Juliana Beasley, Lapdancer
Devia começar pelo “e porque hoje é quinta-feira” mas corro o risco da piada passar desapercebida, portanto início o post afirmando apenas que a fotografia americana tem destas coisas espantosas, a flexibilidade de acolher, apoiar, publicar, premiar e até subsidiar, autores que transparecem para o papel, algumas janelas opacas das suas vidas privadas. Nesta série, auto-retratos de Juliana Beasley, que pode ser vista também no blogue da autora em Juliana’s Lovely Land of Neurosis. Quanta desta demarche não está hoje em divída para com Robert Mapplethorpe e sobretudo Nan Goldin, é a interrogação. Cá pelo burgo, como estamos ainda longe destas fronteiras, aliás imagino o reviralho, se alguma ex-stripper aparece por aí a fazer “fotografia contemporânea”… a menos que junte DR no prefixo, ou apresente passagem por alguma London School, então aí, já não digo nada.
Voltando ao assunto, parecem coexistir duas grandes divisões nos tipos de abordagem corrente na fotografia, a “janela sobre o mundo” e o retrato intimo ou “janela sobre mim”, a segunda em clara inferioridade de projectos em relação à primeira, o que, evidentemente, nada diz da qualidade dos mesmos.
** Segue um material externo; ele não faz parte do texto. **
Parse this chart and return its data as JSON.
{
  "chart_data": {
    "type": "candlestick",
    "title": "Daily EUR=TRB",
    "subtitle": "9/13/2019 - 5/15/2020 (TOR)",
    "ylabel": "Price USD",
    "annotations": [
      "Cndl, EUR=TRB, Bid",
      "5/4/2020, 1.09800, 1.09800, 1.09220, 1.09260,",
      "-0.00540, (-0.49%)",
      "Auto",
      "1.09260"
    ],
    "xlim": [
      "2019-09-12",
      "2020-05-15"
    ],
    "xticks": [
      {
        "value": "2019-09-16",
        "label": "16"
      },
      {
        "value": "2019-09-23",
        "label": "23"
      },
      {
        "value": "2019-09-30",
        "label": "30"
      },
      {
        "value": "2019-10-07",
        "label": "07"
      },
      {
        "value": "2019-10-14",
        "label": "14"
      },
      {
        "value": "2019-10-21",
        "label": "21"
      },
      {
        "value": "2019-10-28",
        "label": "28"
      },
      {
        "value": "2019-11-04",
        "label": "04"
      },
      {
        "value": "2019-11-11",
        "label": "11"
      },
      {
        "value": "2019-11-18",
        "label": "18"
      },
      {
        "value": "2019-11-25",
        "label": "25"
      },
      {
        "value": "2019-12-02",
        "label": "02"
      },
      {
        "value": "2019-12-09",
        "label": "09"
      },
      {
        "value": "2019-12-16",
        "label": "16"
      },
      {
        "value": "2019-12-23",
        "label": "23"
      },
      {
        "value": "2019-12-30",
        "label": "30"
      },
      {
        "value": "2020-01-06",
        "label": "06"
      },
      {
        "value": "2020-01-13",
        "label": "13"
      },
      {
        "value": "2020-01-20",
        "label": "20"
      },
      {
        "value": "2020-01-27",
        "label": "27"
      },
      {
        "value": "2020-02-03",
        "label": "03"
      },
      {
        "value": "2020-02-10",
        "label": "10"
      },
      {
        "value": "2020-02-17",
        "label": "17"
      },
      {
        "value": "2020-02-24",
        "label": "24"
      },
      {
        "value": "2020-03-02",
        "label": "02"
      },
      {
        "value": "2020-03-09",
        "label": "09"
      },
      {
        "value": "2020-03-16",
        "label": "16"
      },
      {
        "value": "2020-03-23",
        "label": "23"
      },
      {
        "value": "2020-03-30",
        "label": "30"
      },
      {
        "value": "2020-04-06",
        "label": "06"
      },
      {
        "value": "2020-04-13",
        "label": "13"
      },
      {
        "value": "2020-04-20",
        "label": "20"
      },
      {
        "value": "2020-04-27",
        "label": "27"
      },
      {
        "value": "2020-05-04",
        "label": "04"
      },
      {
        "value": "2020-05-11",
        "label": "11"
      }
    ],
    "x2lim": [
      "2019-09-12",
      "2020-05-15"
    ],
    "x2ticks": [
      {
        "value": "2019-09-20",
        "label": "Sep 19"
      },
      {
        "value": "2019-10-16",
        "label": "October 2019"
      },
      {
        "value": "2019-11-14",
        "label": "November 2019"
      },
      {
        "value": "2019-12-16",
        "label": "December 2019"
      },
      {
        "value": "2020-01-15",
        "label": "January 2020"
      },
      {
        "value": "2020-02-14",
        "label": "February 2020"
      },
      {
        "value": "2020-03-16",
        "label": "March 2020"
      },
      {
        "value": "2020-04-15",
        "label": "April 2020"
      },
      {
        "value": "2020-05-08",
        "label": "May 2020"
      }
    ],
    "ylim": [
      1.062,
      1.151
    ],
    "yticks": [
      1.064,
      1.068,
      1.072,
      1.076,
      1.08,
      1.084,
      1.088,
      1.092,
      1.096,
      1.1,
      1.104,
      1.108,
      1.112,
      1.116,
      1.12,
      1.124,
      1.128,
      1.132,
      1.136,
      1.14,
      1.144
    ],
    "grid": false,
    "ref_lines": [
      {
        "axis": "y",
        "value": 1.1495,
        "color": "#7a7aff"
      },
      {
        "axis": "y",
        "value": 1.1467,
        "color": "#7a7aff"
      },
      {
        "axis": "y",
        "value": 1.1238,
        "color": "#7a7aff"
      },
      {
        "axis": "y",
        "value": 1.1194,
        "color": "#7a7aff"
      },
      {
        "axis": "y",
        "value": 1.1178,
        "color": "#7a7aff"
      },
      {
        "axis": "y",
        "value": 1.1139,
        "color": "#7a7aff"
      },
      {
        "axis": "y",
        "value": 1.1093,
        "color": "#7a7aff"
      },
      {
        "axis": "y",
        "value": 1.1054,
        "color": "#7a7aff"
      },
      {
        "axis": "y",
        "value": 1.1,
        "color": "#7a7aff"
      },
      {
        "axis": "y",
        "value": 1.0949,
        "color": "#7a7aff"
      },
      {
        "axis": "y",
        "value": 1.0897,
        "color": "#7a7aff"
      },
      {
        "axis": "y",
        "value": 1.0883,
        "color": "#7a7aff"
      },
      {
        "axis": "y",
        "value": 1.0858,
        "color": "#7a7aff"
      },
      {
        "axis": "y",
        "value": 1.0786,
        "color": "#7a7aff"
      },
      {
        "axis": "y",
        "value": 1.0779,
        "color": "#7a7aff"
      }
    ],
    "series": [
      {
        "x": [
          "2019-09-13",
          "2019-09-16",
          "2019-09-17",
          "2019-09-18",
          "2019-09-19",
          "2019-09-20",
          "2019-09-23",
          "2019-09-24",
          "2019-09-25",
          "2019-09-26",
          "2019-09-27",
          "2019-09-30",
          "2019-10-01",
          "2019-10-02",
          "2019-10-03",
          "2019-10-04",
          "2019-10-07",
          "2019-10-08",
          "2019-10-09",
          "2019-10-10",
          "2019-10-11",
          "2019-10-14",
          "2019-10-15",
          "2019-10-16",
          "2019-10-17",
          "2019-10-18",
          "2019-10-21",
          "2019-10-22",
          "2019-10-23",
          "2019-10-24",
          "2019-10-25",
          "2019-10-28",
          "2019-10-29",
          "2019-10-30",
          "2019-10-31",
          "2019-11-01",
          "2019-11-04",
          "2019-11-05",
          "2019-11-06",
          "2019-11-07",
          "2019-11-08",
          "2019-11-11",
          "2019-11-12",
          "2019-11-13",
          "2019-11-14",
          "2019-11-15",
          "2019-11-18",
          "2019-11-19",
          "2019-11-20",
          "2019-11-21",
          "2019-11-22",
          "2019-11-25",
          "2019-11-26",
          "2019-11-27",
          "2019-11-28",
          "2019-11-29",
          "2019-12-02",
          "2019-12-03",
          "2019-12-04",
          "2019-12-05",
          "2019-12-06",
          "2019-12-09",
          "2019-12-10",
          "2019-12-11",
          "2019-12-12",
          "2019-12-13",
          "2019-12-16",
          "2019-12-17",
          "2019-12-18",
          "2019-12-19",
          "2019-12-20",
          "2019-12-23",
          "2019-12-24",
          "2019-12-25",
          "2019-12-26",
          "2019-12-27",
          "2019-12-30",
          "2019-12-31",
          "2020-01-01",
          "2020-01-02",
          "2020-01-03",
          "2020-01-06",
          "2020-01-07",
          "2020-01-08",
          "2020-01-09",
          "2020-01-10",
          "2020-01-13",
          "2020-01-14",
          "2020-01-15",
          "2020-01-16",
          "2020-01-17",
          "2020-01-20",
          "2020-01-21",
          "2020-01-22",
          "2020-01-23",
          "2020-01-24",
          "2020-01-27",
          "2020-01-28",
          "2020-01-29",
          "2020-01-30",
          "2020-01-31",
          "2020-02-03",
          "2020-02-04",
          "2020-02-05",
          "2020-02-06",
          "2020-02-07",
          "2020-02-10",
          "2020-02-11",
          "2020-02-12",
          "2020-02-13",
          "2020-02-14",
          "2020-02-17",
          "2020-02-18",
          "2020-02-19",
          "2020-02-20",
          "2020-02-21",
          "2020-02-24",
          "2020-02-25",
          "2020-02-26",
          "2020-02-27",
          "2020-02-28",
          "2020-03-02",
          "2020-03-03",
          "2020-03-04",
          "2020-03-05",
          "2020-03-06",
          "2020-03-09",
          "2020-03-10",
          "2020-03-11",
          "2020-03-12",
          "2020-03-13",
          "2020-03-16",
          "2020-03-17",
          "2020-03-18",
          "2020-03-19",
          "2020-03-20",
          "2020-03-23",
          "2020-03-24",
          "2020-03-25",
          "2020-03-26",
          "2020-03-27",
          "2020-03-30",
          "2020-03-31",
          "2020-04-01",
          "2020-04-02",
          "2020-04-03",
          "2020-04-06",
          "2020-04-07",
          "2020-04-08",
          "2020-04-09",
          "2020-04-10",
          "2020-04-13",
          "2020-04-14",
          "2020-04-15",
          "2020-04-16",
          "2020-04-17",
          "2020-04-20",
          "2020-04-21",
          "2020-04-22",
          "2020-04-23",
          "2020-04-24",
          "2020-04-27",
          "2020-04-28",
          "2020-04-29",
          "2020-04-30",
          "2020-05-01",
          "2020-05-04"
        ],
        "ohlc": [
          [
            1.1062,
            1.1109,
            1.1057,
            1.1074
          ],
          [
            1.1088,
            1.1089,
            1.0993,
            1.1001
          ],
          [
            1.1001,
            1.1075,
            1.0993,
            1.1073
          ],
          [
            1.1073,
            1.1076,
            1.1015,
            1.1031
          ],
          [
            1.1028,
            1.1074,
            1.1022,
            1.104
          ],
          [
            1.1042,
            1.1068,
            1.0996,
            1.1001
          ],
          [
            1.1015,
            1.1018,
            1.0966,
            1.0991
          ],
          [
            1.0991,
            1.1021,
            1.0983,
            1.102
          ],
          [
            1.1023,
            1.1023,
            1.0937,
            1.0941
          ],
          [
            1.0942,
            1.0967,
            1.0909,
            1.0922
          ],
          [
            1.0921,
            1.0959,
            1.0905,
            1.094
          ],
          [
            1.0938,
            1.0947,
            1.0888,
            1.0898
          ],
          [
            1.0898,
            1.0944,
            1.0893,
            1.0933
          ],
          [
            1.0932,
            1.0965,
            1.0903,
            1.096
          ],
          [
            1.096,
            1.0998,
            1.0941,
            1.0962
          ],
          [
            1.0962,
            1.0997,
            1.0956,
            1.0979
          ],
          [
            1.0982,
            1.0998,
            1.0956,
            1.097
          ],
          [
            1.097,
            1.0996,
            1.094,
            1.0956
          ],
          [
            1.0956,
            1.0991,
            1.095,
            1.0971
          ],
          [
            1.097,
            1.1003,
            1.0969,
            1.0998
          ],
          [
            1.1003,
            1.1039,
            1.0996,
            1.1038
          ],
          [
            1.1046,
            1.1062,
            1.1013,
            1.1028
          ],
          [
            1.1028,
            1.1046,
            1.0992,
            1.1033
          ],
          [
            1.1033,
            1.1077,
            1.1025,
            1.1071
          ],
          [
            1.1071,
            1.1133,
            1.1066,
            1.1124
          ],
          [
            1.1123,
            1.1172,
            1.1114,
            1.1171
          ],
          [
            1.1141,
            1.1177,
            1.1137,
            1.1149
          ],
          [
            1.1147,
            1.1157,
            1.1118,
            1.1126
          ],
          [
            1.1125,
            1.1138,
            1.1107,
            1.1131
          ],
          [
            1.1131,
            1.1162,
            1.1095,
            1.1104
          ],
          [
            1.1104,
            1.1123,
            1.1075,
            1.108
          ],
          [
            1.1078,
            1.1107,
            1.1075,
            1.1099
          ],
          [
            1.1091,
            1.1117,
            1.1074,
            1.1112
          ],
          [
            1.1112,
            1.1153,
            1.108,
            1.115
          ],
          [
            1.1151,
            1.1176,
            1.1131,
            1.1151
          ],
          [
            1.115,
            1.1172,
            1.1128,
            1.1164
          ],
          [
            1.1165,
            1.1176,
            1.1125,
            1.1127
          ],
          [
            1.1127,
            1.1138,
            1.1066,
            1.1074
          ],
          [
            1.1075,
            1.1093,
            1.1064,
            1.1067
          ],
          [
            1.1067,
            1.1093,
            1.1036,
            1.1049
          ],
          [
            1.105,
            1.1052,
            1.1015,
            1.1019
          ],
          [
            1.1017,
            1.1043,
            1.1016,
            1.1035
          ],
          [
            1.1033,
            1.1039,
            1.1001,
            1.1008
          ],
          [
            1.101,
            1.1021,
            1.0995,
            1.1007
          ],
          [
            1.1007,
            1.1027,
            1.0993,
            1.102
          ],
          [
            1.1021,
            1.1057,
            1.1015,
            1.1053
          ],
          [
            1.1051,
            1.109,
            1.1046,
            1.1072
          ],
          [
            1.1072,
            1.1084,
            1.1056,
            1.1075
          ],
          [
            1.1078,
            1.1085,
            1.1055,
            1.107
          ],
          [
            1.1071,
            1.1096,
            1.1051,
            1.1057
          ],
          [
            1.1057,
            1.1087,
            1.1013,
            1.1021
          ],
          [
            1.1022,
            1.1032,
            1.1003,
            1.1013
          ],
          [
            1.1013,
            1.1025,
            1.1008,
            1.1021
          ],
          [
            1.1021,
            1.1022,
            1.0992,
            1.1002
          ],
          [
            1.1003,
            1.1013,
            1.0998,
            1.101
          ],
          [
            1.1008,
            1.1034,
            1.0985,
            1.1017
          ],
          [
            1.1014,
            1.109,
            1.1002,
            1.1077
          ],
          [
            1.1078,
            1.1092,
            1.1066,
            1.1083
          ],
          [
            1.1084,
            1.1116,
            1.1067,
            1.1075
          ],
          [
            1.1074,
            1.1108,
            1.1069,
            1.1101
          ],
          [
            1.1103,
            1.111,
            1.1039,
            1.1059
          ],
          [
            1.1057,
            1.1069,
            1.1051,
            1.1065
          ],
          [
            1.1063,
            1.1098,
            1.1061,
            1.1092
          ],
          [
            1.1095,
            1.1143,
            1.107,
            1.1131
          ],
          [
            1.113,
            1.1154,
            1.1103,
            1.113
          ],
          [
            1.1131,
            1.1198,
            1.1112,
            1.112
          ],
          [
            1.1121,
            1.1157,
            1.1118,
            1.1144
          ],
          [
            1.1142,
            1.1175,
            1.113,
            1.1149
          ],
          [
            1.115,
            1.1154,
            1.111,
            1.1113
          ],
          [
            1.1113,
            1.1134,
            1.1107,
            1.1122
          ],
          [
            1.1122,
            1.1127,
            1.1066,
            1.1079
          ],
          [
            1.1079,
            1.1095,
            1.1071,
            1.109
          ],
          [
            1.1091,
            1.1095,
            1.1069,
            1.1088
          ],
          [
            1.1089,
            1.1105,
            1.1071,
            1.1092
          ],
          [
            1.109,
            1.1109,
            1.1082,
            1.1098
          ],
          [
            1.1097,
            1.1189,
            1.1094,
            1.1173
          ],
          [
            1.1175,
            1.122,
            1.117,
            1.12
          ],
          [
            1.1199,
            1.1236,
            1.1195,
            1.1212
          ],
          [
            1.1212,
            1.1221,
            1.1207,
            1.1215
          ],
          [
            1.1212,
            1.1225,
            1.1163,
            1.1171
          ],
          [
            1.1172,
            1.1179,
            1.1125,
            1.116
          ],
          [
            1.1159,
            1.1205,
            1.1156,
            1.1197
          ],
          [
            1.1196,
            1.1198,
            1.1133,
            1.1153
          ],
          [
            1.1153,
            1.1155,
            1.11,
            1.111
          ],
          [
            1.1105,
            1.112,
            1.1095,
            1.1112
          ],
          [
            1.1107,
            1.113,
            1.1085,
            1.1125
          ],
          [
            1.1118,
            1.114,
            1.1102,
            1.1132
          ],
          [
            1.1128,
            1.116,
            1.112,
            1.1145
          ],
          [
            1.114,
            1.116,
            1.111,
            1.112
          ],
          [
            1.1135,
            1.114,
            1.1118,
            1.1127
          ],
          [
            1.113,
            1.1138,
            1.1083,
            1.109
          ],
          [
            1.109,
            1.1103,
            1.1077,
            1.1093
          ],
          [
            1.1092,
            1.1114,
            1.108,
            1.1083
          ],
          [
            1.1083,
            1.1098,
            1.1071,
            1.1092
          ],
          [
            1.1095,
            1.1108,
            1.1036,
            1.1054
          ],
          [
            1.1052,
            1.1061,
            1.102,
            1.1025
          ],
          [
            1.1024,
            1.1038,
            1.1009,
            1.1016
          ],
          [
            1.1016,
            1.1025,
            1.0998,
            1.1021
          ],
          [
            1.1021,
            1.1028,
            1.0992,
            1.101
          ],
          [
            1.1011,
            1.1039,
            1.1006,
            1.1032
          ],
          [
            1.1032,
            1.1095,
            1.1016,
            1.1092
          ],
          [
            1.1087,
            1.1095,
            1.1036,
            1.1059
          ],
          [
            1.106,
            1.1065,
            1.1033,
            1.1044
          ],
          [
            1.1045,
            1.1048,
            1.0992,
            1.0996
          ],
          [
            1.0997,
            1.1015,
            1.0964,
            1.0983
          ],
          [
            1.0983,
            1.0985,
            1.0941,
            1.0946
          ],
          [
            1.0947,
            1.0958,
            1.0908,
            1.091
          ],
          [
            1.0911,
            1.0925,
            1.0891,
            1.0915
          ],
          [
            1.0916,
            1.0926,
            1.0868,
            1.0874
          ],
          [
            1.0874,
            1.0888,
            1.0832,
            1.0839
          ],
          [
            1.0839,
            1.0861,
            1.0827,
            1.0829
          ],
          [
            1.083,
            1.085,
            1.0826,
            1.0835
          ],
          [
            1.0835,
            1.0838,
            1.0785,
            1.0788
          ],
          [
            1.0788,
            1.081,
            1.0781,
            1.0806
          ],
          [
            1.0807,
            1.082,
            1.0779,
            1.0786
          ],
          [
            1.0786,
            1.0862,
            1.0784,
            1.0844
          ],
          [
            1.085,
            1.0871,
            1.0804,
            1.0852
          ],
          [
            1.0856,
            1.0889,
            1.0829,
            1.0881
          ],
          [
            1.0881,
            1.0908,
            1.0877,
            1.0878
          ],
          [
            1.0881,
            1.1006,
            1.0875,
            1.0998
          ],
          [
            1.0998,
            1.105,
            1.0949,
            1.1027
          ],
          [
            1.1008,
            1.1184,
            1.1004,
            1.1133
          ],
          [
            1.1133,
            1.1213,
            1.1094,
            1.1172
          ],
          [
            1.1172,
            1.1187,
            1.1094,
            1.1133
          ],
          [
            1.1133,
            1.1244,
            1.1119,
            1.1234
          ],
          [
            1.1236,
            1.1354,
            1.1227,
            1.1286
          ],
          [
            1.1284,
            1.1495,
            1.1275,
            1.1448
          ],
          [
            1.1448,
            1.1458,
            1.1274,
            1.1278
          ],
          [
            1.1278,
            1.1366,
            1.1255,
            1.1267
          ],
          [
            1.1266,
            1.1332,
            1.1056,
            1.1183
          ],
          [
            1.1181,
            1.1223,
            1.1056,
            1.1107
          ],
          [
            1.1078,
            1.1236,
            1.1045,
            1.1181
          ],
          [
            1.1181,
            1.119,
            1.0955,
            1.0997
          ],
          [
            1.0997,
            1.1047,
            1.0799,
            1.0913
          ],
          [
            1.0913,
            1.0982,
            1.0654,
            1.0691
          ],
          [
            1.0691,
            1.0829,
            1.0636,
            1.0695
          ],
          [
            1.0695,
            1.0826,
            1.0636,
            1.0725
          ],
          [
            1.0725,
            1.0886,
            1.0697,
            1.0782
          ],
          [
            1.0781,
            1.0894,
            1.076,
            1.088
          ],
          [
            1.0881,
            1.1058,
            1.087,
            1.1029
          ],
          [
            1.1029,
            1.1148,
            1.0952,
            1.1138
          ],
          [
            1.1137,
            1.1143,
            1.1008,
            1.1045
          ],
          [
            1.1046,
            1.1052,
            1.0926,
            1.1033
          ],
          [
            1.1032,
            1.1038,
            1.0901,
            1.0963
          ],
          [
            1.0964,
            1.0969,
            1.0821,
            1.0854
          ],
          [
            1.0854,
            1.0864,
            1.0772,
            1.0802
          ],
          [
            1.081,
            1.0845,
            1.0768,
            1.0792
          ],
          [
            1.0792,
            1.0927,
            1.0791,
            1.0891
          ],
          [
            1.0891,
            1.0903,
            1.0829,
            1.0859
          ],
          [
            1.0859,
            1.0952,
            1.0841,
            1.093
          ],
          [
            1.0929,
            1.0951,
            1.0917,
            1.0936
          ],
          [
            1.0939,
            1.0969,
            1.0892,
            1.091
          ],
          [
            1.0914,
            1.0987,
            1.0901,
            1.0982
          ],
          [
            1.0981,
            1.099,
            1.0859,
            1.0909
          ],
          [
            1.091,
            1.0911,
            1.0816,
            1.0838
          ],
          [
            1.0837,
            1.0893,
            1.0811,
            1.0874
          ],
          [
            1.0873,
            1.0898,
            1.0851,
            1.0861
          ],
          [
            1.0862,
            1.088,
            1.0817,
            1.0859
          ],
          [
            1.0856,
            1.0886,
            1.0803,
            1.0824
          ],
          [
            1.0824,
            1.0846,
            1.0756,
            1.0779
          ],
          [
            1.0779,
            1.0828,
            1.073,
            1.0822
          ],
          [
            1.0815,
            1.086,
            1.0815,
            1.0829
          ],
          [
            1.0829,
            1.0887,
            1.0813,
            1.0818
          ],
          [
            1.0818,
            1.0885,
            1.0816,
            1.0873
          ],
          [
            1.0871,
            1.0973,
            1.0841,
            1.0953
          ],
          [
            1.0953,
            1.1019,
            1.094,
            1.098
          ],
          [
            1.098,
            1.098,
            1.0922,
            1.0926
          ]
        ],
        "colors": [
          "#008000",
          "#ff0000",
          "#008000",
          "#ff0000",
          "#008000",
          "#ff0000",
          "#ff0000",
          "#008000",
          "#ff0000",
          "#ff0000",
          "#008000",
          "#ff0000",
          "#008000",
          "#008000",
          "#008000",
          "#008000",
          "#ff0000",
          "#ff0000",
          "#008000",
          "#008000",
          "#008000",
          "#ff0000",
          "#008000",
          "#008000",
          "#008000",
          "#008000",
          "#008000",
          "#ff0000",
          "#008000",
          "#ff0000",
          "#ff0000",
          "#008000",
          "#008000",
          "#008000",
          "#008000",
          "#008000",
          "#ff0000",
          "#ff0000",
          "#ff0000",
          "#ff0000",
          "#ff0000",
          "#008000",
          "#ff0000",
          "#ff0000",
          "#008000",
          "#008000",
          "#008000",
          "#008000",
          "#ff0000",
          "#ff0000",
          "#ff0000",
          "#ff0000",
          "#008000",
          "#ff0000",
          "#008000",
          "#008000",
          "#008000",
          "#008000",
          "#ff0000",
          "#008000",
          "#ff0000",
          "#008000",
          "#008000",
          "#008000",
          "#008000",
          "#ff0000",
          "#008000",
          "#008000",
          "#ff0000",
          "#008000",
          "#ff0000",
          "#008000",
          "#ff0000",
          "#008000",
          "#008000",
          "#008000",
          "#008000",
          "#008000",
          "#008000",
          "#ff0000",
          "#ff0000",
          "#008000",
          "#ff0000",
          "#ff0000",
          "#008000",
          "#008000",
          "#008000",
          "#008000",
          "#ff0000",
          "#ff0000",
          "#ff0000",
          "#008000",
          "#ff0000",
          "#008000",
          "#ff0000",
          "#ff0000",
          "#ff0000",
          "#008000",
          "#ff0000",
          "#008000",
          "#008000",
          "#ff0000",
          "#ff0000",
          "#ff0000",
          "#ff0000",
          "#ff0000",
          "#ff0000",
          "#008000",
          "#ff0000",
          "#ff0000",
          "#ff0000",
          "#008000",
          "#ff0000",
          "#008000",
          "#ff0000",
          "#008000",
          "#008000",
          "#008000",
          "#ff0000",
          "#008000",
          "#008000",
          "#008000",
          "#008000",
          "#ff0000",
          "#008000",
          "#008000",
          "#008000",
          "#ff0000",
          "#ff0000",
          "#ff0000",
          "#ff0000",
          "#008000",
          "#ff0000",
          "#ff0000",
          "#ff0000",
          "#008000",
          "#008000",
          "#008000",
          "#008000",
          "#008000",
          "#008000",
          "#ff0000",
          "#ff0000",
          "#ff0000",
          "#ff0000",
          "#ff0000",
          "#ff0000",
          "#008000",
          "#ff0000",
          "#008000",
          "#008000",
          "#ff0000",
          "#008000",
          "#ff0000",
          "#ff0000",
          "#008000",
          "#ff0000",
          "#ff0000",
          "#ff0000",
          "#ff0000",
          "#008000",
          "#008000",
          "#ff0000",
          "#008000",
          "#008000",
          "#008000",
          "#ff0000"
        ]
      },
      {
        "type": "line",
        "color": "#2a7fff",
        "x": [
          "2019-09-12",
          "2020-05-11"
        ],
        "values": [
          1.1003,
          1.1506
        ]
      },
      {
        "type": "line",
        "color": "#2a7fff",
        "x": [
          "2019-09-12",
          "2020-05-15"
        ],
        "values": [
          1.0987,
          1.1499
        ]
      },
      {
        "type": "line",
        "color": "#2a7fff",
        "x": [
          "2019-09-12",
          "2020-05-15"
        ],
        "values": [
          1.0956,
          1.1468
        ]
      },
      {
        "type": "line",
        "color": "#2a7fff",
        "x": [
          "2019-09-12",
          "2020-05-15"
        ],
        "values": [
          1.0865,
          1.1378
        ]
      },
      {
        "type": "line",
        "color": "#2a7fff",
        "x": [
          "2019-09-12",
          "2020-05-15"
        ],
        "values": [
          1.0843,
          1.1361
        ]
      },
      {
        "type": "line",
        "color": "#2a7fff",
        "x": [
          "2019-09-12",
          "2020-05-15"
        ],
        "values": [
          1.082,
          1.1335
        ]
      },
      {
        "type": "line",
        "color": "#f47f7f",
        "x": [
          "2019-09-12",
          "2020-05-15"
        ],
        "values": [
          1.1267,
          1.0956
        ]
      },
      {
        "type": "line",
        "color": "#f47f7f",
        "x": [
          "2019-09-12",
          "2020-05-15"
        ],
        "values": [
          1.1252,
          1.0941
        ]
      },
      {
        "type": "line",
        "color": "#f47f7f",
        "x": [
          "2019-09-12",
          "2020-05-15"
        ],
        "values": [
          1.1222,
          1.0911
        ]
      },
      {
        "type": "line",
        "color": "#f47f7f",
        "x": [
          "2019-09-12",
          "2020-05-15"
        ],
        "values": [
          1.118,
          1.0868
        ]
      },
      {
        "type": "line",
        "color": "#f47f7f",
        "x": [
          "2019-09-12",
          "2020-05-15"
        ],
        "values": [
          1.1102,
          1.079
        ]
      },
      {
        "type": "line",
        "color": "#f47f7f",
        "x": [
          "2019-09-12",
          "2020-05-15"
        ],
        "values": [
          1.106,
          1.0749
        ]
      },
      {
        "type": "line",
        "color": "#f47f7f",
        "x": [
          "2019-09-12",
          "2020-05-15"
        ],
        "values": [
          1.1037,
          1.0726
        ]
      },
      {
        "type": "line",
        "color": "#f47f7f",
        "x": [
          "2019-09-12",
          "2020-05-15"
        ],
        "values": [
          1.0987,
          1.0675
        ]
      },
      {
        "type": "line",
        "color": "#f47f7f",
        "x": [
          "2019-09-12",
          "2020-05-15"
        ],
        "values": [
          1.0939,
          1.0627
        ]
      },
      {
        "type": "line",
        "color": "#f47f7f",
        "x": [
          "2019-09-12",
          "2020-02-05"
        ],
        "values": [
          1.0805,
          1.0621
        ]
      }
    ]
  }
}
A fotografia sempre foi bem acolhida como uma forma de “cartografar” o mundo, que embora se debruce sobre a extensão, envolve também a noção de profundidade, de análise, o que de certo modo parece esbater a linha divisória entre esses 2 tipos, ainda que a posição dominante actual pareça ser a de obliterar a “psique” do fotógrafo, na sua dimensão de juíz de valor, de quem tem uma posição, de quem analisa e interpreta, tudo isso em prol de e sob a capa do estudo antropológico, ainda que também ele, fruto de alguma mente que observou e que porque o fez, alterou o próprio estado do observado. Há quem prefira um tipo de fotografia a outra, por vezes considerando que o geral é mais interessante que o particular, ou que o colectivo é mais interessante que o individual, no entanto creio que o interesse de um projecto talvez possa depender não apenas da extensão, mas também da profundidade com que o objecto é trabalhado. Obviamente que os espíritos mais académico-estatísticos preferem sempre a infalibilidade da amostra, eventualmente sob a (falsa) capa do maior interesse gerado, mas se é esse o racíocinio de “sucesso de bilheteira” que vai ditando o curso das escolas de fotografia (porque é que haveriam de ser diferentes das outras escolas?), então talvez o dinheiro seja mais bem gasto em lap dances.